The Town and Country Planning (General Permitted Development) (Amendment) (England) Order 2013
These permitted development rights were announced by Eric Pickles in January 2013 as one of the measures promoted by the government last year to increase the national housing supply. They came into effect in May 2013 and permit the change of use of a building from Class B1 (a) (office) to Class C3 (residential). Since the introduction of these rights in May 2013, there has been a significant increase in the number of prior approval applications for the conversion of office buildings into residential use being submitted to local planning authorities (LPAs). The benefit for developers is clear - as the ability of LPAs to seek substantial obligations by way of section 106 agreements, for affordable housing and education contributions has effectively been removed by these new permitted development rights.
However the approach of LPAs to these types of applications appears, particularly in London, to be hardening. LPAs, faced with the loss of valuable employment floor space and the loss of associated business rates, are considering a range of options to restrict the number of these applications coming forward. Some local authorities for example are now actively seeking unilateral undertakings from developers to mitigate the impacts of such development particularly in relation to highways and transport issues.

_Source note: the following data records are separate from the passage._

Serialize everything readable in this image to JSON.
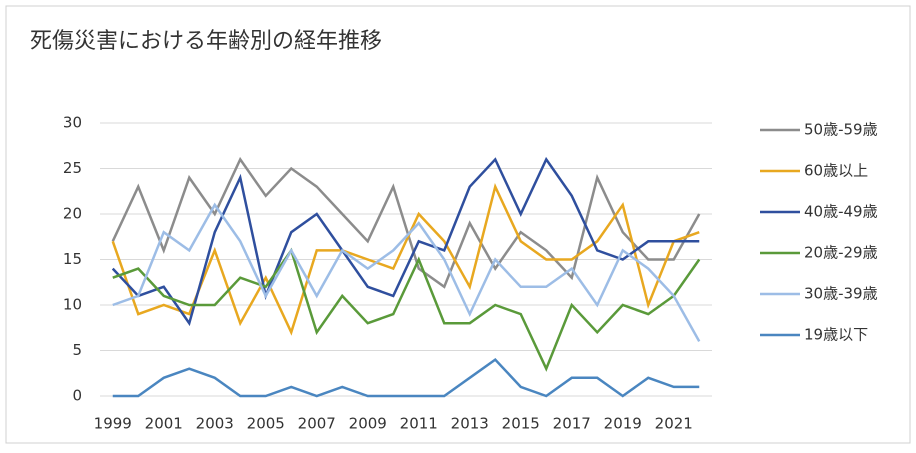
{
  "chart_data": {
    "type": "line",
    "title": "死傷災害における年齢別の経年推移",
    "categories": [
      "1999",
      null,
      "2001",
      null,
      "2003",
      null,
      "2005",
      null,
      "2007",
      null,
      "2009",
      null,
      "2011",
      null,
      "2013",
      null,
      "2015",
      null,
      "2017",
      null,
      "2019",
      null,
      "2021",
      null
    ],
    "ylim": [
      0,
      30
    ],
    "yticks": [
      0,
      5,
      10,
      15,
      20,
      25,
      30
    ],
    "grid": true,
    "legend": "right",
    "series": [
      {
        "name": "50歳-59歳",
        "color": "#8c8c8c",
        "values": [
          17,
          23,
          16,
          24,
          20,
          26,
          22,
          25,
          23,
          20,
          17,
          23,
          14,
          12,
          19,
          14,
          18,
          16,
          13,
          24,
          18,
          15,
          15,
          20
        ]
      },
      {
        "name": "60歳以上",
        "color": "#e8a820",
        "values": [
          17,
          9,
          10,
          9,
          16,
          8,
          13,
          7,
          16,
          16,
          15,
          14,
          20,
          17,
          12,
          23,
          17,
          15,
          15,
          17,
          21,
          10,
          17,
          18
        ]
      },
      {
        "name": "40歳-49歳",
        "color": "#2f4f9e",
        "values": [
          14,
          11,
          12,
          8,
          18,
          24,
          11,
          18,
          20,
          16,
          12,
          11,
          17,
          16,
          23,
          26,
          20,
          26,
          22,
          16,
          15,
          17,
          17,
          17
        ]
      },
      {
        "name": "20歳-29歳",
        "color": "#5a9a3a",
        "values": [
          13,
          14,
          11,
          10,
          10,
          13,
          12,
          16,
          7,
          11,
          8,
          9,
          15,
          8,
          8,
          10,
          9,
          3,
          10,
          7,
          10,
          9,
          11,
          15
        ]
      },
      {
        "name": "30歳-39歳",
        "color": "#9dbde6",
        "values": [
          10,
          11,
          18,
          16,
          21,
          17,
          11,
          16,
          11,
          16,
          14,
          16,
          19,
          15,
          9,
          15,
          12,
          12,
          14,
          10,
          16,
          14,
          11,
          6
        ]
      },
      {
        "name": "19歳以下",
        "color": "#4a86c0",
        "values": [
          0,
          0,
          2,
          3,
          2,
          0,
          0,
          1,
          0,
          1,
          0,
          0,
          0,
          0,
          2,
          4,
          1,
          0,
          2,
          2,
          0,
          2,
          1,
          1
        ]
      }
    ]
  }
}
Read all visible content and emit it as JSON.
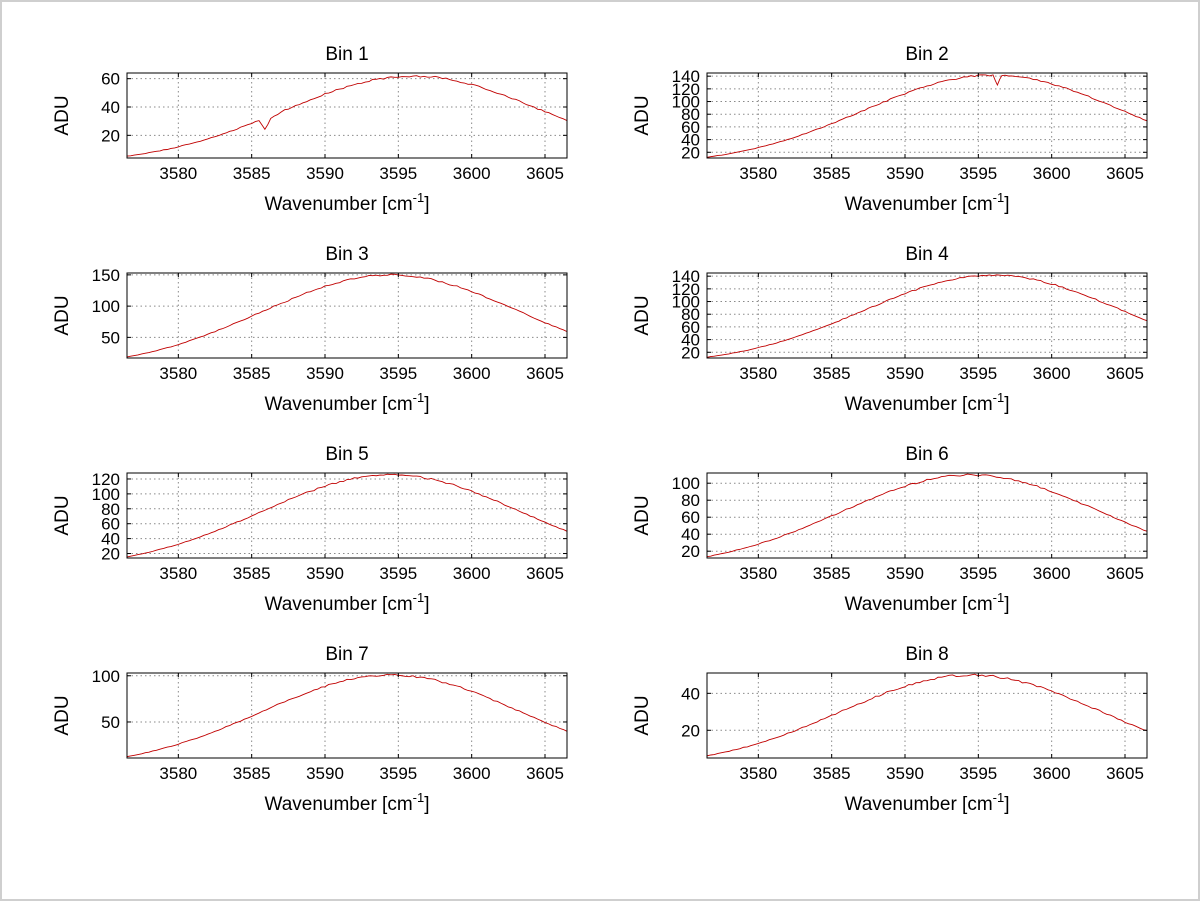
{
  "window": {
    "background": "#ffffff",
    "border_color": "#cfcfcf"
  },
  "style": {
    "line_color": "#c00000",
    "grid_color": "#8a8a8a",
    "axis_color": "#000000",
    "text_color": "#000000"
  },
  "axis_labels": {
    "y": "ADU",
    "x_prefix": "Wavenumber [cm",
    "x_superscript": "-1",
    "x_suffix": "]"
  },
  "x_axis": {
    "lim": [
      3576.5,
      3606.5
    ],
    "ticks": [
      3580,
      3585,
      3590,
      3595,
      3600,
      3605
    ]
  },
  "chart_data": [
    {
      "type": "line",
      "title": "Bin 1",
      "xlabel": "Wavenumber [cm-1]",
      "ylabel": "ADU",
      "ylim": [
        4,
        64
      ],
      "yticks": [
        20,
        40,
        60
      ],
      "points": [
        [
          3576.5,
          5.3
        ],
        [
          3578,
          7.7
        ],
        [
          3579.5,
          10.7
        ],
        [
          3581,
          14.5
        ],
        [
          3582.5,
          19.1
        ],
        [
          3584,
          24.5
        ],
        [
          3585.5,
          30.4
        ],
        [
          3585.9,
          24.0
        ],
        [
          3586.3,
          31.6
        ],
        [
          3587,
          36.7
        ],
        [
          3588.5,
          43.1
        ],
        [
          3590,
          49.1
        ],
        [
          3591.5,
          54.4
        ],
        [
          3593,
          58.5
        ],
        [
          3594.5,
          61.1
        ],
        [
          3596,
          62.0
        ],
        [
          3597.5,
          61.1
        ],
        [
          3599,
          58.5
        ],
        [
          3600.5,
          54.4
        ],
        [
          3602,
          49.1
        ],
        [
          3603.5,
          43.1
        ],
        [
          3605,
          36.7
        ],
        [
          3606.5,
          30.4
        ]
      ]
    },
    {
      "type": "line",
      "title": "Bin 2",
      "xlabel": "Wavenumber [cm-1]",
      "ylabel": "ADU",
      "ylim": [
        11,
        145
      ],
      "yticks": [
        20,
        40,
        60,
        80,
        100,
        120,
        140
      ],
      "points": [
        [
          3576.5,
          12.2
        ],
        [
          3578,
          17.5
        ],
        [
          3579.5,
          24.4
        ],
        [
          3581,
          33.2
        ],
        [
          3582.5,
          43.7
        ],
        [
          3584,
          56.1
        ],
        [
          3585.5,
          69.7
        ],
        [
          3587,
          84.2
        ],
        [
          3588.5,
          98.7
        ],
        [
          3590,
          112.6
        ],
        [
          3591.5,
          124.6
        ],
        [
          3593,
          134.0
        ],
        [
          3594.5,
          140.0
        ],
        [
          3596,
          142.0
        ],
        [
          3596.3,
          127.0
        ],
        [
          3596.6,
          141.5
        ],
        [
          3597.5,
          140.0
        ],
        [
          3599,
          134.0
        ],
        [
          3600.5,
          124.6
        ],
        [
          3602,
          112.6
        ],
        [
          3603.5,
          98.7
        ],
        [
          3605,
          84.2
        ],
        [
          3606.5,
          69.7
        ]
      ]
    },
    {
      "type": "line",
      "title": "Bin 3",
      "xlabel": "Wavenumber [cm-1]",
      "ylabel": "ADU",
      "ylim": [
        17,
        153
      ],
      "yticks": [
        50,
        100,
        150
      ],
      "points": [
        [
          3576.5,
          18.5
        ],
        [
          3578,
          25.8
        ],
        [
          3579.5,
          35.1
        ],
        [
          3581,
          46.2
        ],
        [
          3582.5,
          59.3
        ],
        [
          3584,
          73.7
        ],
        [
          3585.5,
          89.0
        ],
        [
          3587,
          104.3
        ],
        [
          3588.5,
          118.9
        ],
        [
          3590,
          131.7
        ],
        [
          3591.5,
          141.6
        ],
        [
          3593,
          147.9
        ],
        [
          3594.5,
          150.0
        ],
        [
          3596,
          147.9
        ],
        [
          3597.5,
          141.6
        ],
        [
          3599,
          131.7
        ],
        [
          3600.5,
          118.9
        ],
        [
          3602,
          104.3
        ],
        [
          3603.5,
          89.0
        ],
        [
          3605,
          73.7
        ],
        [
          3606.5,
          59.3
        ]
      ]
    },
    {
      "type": "line",
      "title": "Bin 4",
      "xlabel": "Wavenumber [cm-1]",
      "ylabel": "ADU",
      "ylim": [
        11,
        145
      ],
      "yticks": [
        20,
        40,
        60,
        80,
        100,
        120,
        140
      ],
      "points": [
        [
          3576.5,
          12.2
        ],
        [
          3578,
          17.5
        ],
        [
          3579.5,
          24.4
        ],
        [
          3581,
          33.2
        ],
        [
          3582.5,
          43.7
        ],
        [
          3584,
          56.1
        ],
        [
          3585.5,
          69.7
        ],
        [
          3587,
          84.2
        ],
        [
          3588.5,
          98.7
        ],
        [
          3590,
          112.6
        ],
        [
          3591.5,
          124.6
        ],
        [
          3593,
          134.0
        ],
        [
          3594.5,
          140.0
        ],
        [
          3596,
          142.0
        ],
        [
          3597.5,
          140.0
        ],
        [
          3599,
          134.0
        ],
        [
          3600.5,
          124.6
        ],
        [
          3602,
          112.6
        ],
        [
          3603.5,
          98.7
        ],
        [
          3605,
          84.2
        ],
        [
          3606.5,
          69.7
        ]
      ]
    },
    {
      "type": "line",
      "title": "Bin 5",
      "xlabel": "Wavenumber [cm-1]",
      "ylabel": "ADU",
      "ylim": [
        14,
        128
      ],
      "yticks": [
        20,
        40,
        60,
        80,
        100,
        120
      ],
      "points": [
        [
          3576.5,
          15.5
        ],
        [
          3578,
          21.7
        ],
        [
          3579.5,
          29.5
        ],
        [
          3581,
          38.8
        ],
        [
          3582.5,
          49.8
        ],
        [
          3584,
          61.9
        ],
        [
          3585.5,
          74.7
        ],
        [
          3587,
          87.6
        ],
        [
          3588.5,
          99.9
        ],
        [
          3590,
          110.6
        ],
        [
          3591.5,
          118.9
        ],
        [
          3593,
          124.2
        ],
        [
          3594.5,
          126.0
        ],
        [
          3596,
          124.2
        ],
        [
          3597.5,
          118.9
        ],
        [
          3599,
          110.6
        ],
        [
          3600.5,
          99.9
        ],
        [
          3602,
          87.6
        ],
        [
          3603.5,
          74.7
        ],
        [
          3605,
          61.9
        ],
        [
          3606.5,
          49.8
        ]
      ]
    },
    {
      "type": "line",
      "title": "Bin 6",
      "xlabel": "Wavenumber [cm-1]",
      "ylabel": "ADU",
      "ylim": [
        12,
        112
      ],
      "yticks": [
        20,
        40,
        60,
        80,
        100
      ],
      "points": [
        [
          3576.5,
          13.5
        ],
        [
          3578,
          18.9
        ],
        [
          3579.5,
          25.7
        ],
        [
          3581,
          33.9
        ],
        [
          3582.5,
          43.5
        ],
        [
          3584,
          54.0
        ],
        [
          3585.5,
          65.2
        ],
        [
          3587,
          76.5
        ],
        [
          3588.5,
          87.2
        ],
        [
          3590,
          96.6
        ],
        [
          3591.5,
          103.8
        ],
        [
          3593,
          108.5
        ],
        [
          3594.5,
          110.0
        ],
        [
          3596,
          108.5
        ],
        [
          3597.5,
          103.8
        ],
        [
          3599,
          96.6
        ],
        [
          3600.5,
          87.2
        ],
        [
          3602,
          76.5
        ],
        [
          3603.5,
          65.2
        ],
        [
          3605,
          54.0
        ],
        [
          3606.5,
          43.5
        ]
      ]
    },
    {
      "type": "line",
      "title": "Bin 7",
      "xlabel": "Wavenumber [cm-1]",
      "ylabel": "ADU",
      "ylim": [
        11,
        103
      ],
      "yticks": [
        50,
        100
      ],
      "points": [
        [
          3576.5,
          12.4
        ],
        [
          3578,
          17.4
        ],
        [
          3579.5,
          23.6
        ],
        [
          3581,
          31.1
        ],
        [
          3582.5,
          39.9
        ],
        [
          3584,
          49.6
        ],
        [
          3585.5,
          59.9
        ],
        [
          3587,
          70.2
        ],
        [
          3588.5,
          80.1
        ],
        [
          3590,
          88.7
        ],
        [
          3591.5,
          95.3
        ],
        [
          3593,
          99.6
        ],
        [
          3594.5,
          101.0
        ],
        [
          3596,
          99.6
        ],
        [
          3597.5,
          95.3
        ],
        [
          3599,
          88.7
        ],
        [
          3600.5,
          80.1
        ],
        [
          3602,
          70.2
        ],
        [
          3603.5,
          59.9
        ],
        [
          3605,
          49.6
        ],
        [
          3606.5,
          39.9
        ]
      ]
    },
    {
      "type": "line",
      "title": "Bin 8",
      "xlabel": "Wavenumber [cm-1]",
      "ylabel": "ADU",
      "ylim": [
        5,
        51
      ],
      "yticks": [
        20,
        40
      ],
      "points": [
        [
          3576.5,
          6.2
        ],
        [
          3578,
          8.6
        ],
        [
          3579.5,
          11.7
        ],
        [
          3581,
          15.4
        ],
        [
          3582.5,
          19.8
        ],
        [
          3584,
          24.6
        ],
        [
          3585.5,
          29.7
        ],
        [
          3587,
          34.8
        ],
        [
          3588.5,
          39.7
        ],
        [
          3590,
          43.9
        ],
        [
          3591.5,
          47.2
        ],
        [
          3593,
          49.3
        ],
        [
          3594.5,
          50.0
        ],
        [
          3596,
          49.3
        ],
        [
          3597.5,
          47.2
        ],
        [
          3599,
          43.9
        ],
        [
          3600.5,
          39.7
        ],
        [
          3602,
          34.8
        ],
        [
          3603.5,
          29.7
        ],
        [
          3605,
          24.6
        ],
        [
          3606.5,
          19.8
        ]
      ]
    }
  ]
}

The recent High Court challenge by the London Boroughs of Islington, Camden, Lambeth and Richmond upon Thames into the procedure and criteria used by the government to determine which areas should be exempted from these permitted development rights, - was dismissed, in December last year. This now leaves the option of Article 4 Directions to withdraw the operation of these permitted development rights in certain areas, as the most likely tool to be used by LPAs to stop developers exercising these permitted development rights.

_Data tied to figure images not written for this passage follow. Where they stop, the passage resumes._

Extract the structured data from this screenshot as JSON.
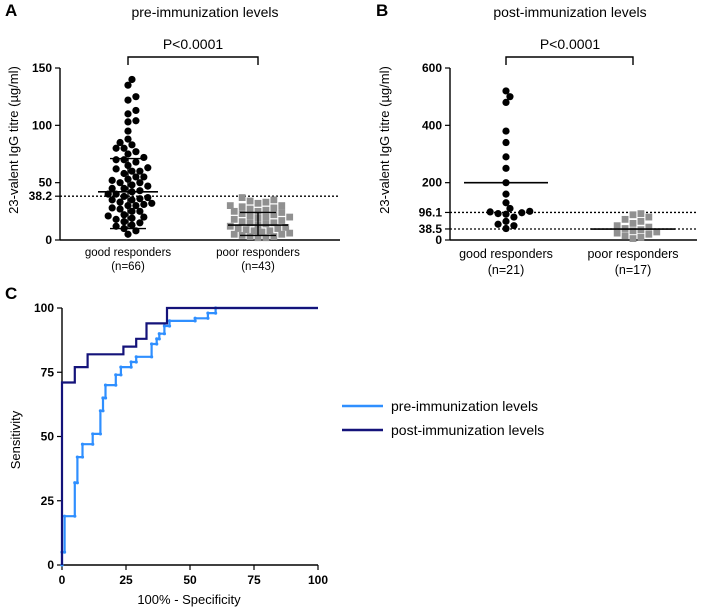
{
  "chart_data": [
    {
      "panel": "A",
      "type": "scatter",
      "title": "pre-immunization levels",
      "ylabel": "23-valent IgG titre (µg/ml)",
      "ylim": [
        0,
        150
      ],
      "yticks": [
        0,
        50,
        100,
        150
      ],
      "ytick_labels": [
        "0",
        "50",
        "100",
        "150"
      ],
      "threshold": {
        "value": 38.2,
        "label": "38.2"
      },
      "pvalue": "P<0.0001",
      "groups": [
        {
          "label": "good responders",
          "n_label": "(n=66)",
          "marker": "circle",
          "color": "#000000",
          "mean": 42,
          "sd_upper": 71,
          "sd_lower": 10,
          "values": [
            140,
            135,
            125,
            122,
            113,
            110,
            104,
            103,
            95,
            88,
            85,
            83,
            80,
            80,
            77,
            75,
            72,
            70,
            70,
            68,
            65,
            63,
            62,
            60,
            60,
            58,
            55,
            55,
            53,
            52,
            50,
            50,
            48,
            47,
            45,
            45,
            43,
            42,
            40,
            40,
            38,
            37,
            36,
            35,
            35,
            33,
            32,
            31,
            30,
            30,
            28,
            27,
            25,
            25,
            22,
            21,
            20,
            19,
            18,
            16,
            15,
            13,
            12,
            10,
            8,
            5
          ]
        },
        {
          "label": "poor responders",
          "n_label": "(n=43)",
          "marker": "square",
          "color": "#909090",
          "mean": 13,
          "sd_upper": 24,
          "sd_lower": 4,
          "values": [
            37,
            35,
            34,
            33,
            32,
            30,
            30,
            29,
            28,
            27,
            26,
            25,
            25,
            24,
            23,
            22,
            21,
            20,
            20,
            19,
            18,
            17,
            16,
            15,
            15,
            14,
            13,
            12,
            11,
            10,
            10,
            9,
            8,
            8,
            7,
            6,
            5,
            5,
            4,
            3,
            3,
            2,
            2
          ]
        }
      ]
    },
    {
      "panel": "B",
      "type": "scatter",
      "title": "post-immunization levels",
      "ylabel": "23-valent IgG titre (µg/ml)",
      "ylim": [
        0,
        600
      ],
      "yticks": [
        0,
        200,
        400,
        600
      ],
      "ytick_labels": [
        "0",
        "200",
        "400",
        "600"
      ],
      "thresholds": [
        {
          "value": 96.1,
          "label": "96.1"
        },
        {
          "value": 38.5,
          "label": "38.5"
        }
      ],
      "pvalue": "P<0.0001",
      "groups": [
        {
          "label": "good responders",
          "n_label": "(n=21)",
          "marker": "circle",
          "color": "#000000",
          "mean": 200,
          "values": [
            520,
            500,
            480,
            380,
            340,
            290,
            250,
            200,
            160,
            130,
            110,
            100,
            98,
            95,
            92,
            90,
            80,
            65,
            55,
            50,
            40
          ]
        },
        {
          "label": "poor responders",
          "n_label": "(n=17)",
          "marker": "square",
          "color": "#909090",
          "mean": 38,
          "values": [
            92,
            88,
            80,
            72,
            65,
            58,
            50,
            45,
            40,
            36,
            32,
            28,
            24,
            20,
            15,
            10,
            5
          ]
        }
      ]
    },
    {
      "panel": "C",
      "type": "line",
      "xlabel": "100% - Specificity",
      "ylabel": "Sensitivity",
      "xlim": [
        0,
        100
      ],
      "ylim": [
        0,
        100
      ],
      "ticks": [
        0,
        25,
        50,
        75,
        100
      ],
      "tick_labels": [
        "0",
        "25",
        "50",
        "75",
        "100"
      ],
      "series": [
        {
          "name": "pre-immunization levels",
          "color": "#2f8fff",
          "markers": true,
          "points": [
            [
              0,
              0
            ],
            [
              0,
              5
            ],
            [
              1,
              5
            ],
            [
              1,
              19
            ],
            [
              5,
              19
            ],
            [
              5,
              32
            ],
            [
              6,
              32
            ],
            [
              6,
              42
            ],
            [
              8,
              42
            ],
            [
              8,
              47
            ],
            [
              12,
              47
            ],
            [
              12,
              51
            ],
            [
              15,
              51
            ],
            [
              15,
              60
            ],
            [
              16,
              60
            ],
            [
              16,
              65
            ],
            [
              17,
              65
            ],
            [
              17,
              70
            ],
            [
              21,
              70
            ],
            [
              21,
              74
            ],
            [
              23,
              74
            ],
            [
              23,
              77
            ],
            [
              27,
              77
            ],
            [
              27,
              79
            ],
            [
              29,
              79
            ],
            [
              29,
              81
            ],
            [
              35,
              81
            ],
            [
              35,
              86
            ],
            [
              37,
              86
            ],
            [
              37,
              88
            ],
            [
              38,
              88
            ],
            [
              38,
              90
            ],
            [
              40,
              90
            ],
            [
              40,
              93
            ],
            [
              42,
              93
            ],
            [
              42,
              95
            ],
            [
              52,
              95
            ],
            [
              52,
              96
            ],
            [
              57,
              96
            ],
            [
              57,
              98
            ],
            [
              60,
              98
            ],
            [
              60,
              100
            ],
            [
              100,
              100
            ]
          ]
        },
        {
          "name": "post-immunization levels",
          "color": "#14137a",
          "markers": false,
          "points": [
            [
              0,
              0
            ],
            [
              0,
              71
            ],
            [
              5,
              71
            ],
            [
              5,
              77
            ],
            [
              10,
              77
            ],
            [
              10,
              82
            ],
            [
              24,
              82
            ],
            [
              24,
              85
            ],
            [
              29,
              85
            ],
            [
              29,
              88
            ],
            [
              33,
              88
            ],
            [
              33,
              94
            ],
            [
              38,
              94
            ],
            [
              38,
              94
            ],
            [
              41,
              94
            ],
            [
              41,
              100
            ],
            [
              100,
              100
            ]
          ]
        }
      ]
    }
  ]
}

To date Islington, Richmond, Merton and Sutton have issued Article 4 Directions whilst others including Camden and Bromley are considering using these powers. Once in force, these Directions will require a developer to submit an application for planning permission in the usual way for the conversion of any office to residential development. No compensation is payable to developers where 12 months notice of the Article 4 Direction is given.

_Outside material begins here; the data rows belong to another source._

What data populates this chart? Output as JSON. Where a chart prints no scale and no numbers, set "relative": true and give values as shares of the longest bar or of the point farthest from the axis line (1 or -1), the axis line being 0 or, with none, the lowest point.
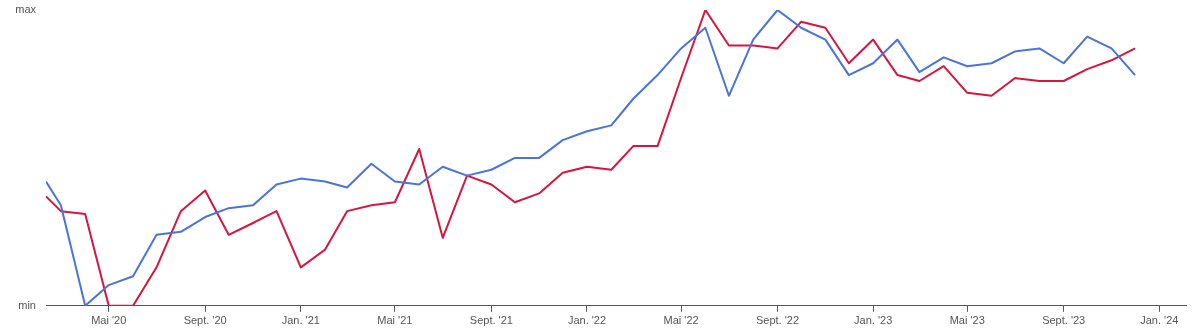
{
  "chart_data": {
    "type": "line",
    "x": [
      "2020-02-11",
      "2020-03",
      "2020-04",
      "2020-05",
      "2020-06",
      "2020-07",
      "2020-08",
      "2020-09",
      "2020-10",
      "2020-11",
      "2020-12",
      "2021-01",
      "2021-02",
      "2021-03",
      "2021-04",
      "2021-05",
      "2021-06",
      "2021-07",
      "2021-08",
      "2021-09",
      "2021-10",
      "2021-11",
      "2021-12",
      "2022-01",
      "2022-02",
      "2022-03",
      "2022-04",
      "2022-05",
      "2022-06",
      "2022-07",
      "2022-08",
      "2022-09",
      "2022-10",
      "2022-11",
      "2022-12",
      "2023-01",
      "2023-02",
      "2023-03",
      "2023-04",
      "2023-05",
      "2023-06",
      "2023-07",
      "2023-08",
      "2023-09",
      "2023-10",
      "2023-11",
      "2023-12"
    ],
    "series": [
      {
        "color": "#4a74d9",
        "values": [
          0.42,
          0.34,
          0,
          0.07,
          0.1,
          0.24,
          0.25,
          0.3,
          0.33,
          0.34,
          0.41,
          0.43,
          0.42,
          0.4,
          0.48,
          0.42,
          0.41,
          0.47,
          0.44,
          0.46,
          0.5,
          0.5,
          0.56,
          0.59,
          0.61,
          0.7,
          0.78,
          0.87,
          0.94,
          0.71,
          0.9,
          1,
          0.94,
          0.9,
          0.78,
          0.82,
          0.9,
          0.79,
          0.84,
          0.81,
          0.82,
          0.86,
          0.87,
          0.82,
          0.91,
          0.87,
          0.78
        ]
      },
      {
        "color": "#d6163f",
        "values": [
          0.37,
          0.32,
          0.31,
          0,
          0,
          0.13,
          0.32,
          0.39,
          0.24,
          0.28,
          0.32,
          0.13,
          0.19,
          0.32,
          0.34,
          0.35,
          0.53,
          0.23,
          0.44,
          0.41,
          0.35,
          0.38,
          0.45,
          0.47,
          0.46,
          0.54,
          0.54,
          0.77,
          1,
          0.88,
          0.88,
          0.87,
          0.96,
          0.94,
          0.82,
          0.9,
          0.78,
          0.76,
          0.81,
          0.72,
          0.71,
          0.77,
          0.76,
          0.76,
          0.8,
          0.83,
          0.87
        ]
      }
    ],
    "xlim": [
      "2020-02-11",
      "2024-02-04"
    ],
    "xticks": [
      {
        "value": "2020-05",
        "label": "Mai '20"
      },
      {
        "value": "2020-09",
        "label": "Sept. '20"
      },
      {
        "value": "2021-01",
        "label": "Jan. '21"
      },
      {
        "value": "2021-05",
        "label": "Mai '21"
      },
      {
        "value": "2021-09",
        "label": "Sept. '21"
      },
      {
        "value": "2022-01",
        "label": "Jan. '22"
      },
      {
        "value": "2022-05",
        "label": "Mai '22"
      },
      {
        "value": "2022-09",
        "label": "Sept. '22"
      },
      {
        "value": "2023-01",
        "label": "Jan. '23"
      },
      {
        "value": "2023-05",
        "label": "Mai '23"
      },
      {
        "value": "2023-09",
        "label": "Sept. '23"
      },
      {
        "value": "2024-01",
        "label": "Jan. '24"
      }
    ],
    "relative": true,
    "annotations": [
      "max",
      "min"
    ],
    "legend": false,
    "marker": "none",
    "line_style": "solid"
  }
}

What was advocated by Nick Boles, Planning Minister, as “an important step in improving the planning system “ is fast becoming the next battle ground in planning, particularly as the first set of refusals for prior approval applications are now emerging from LPAs. It will be up to the Planning Inspectors in determining these appeals and the High Court in hearing any legal challenges to appeal decisions and Article 4 Directions, to determine how many of these schemes are granted and implemented before the deadline of 30 May 2016, when the 3 year time limit for these powers expires.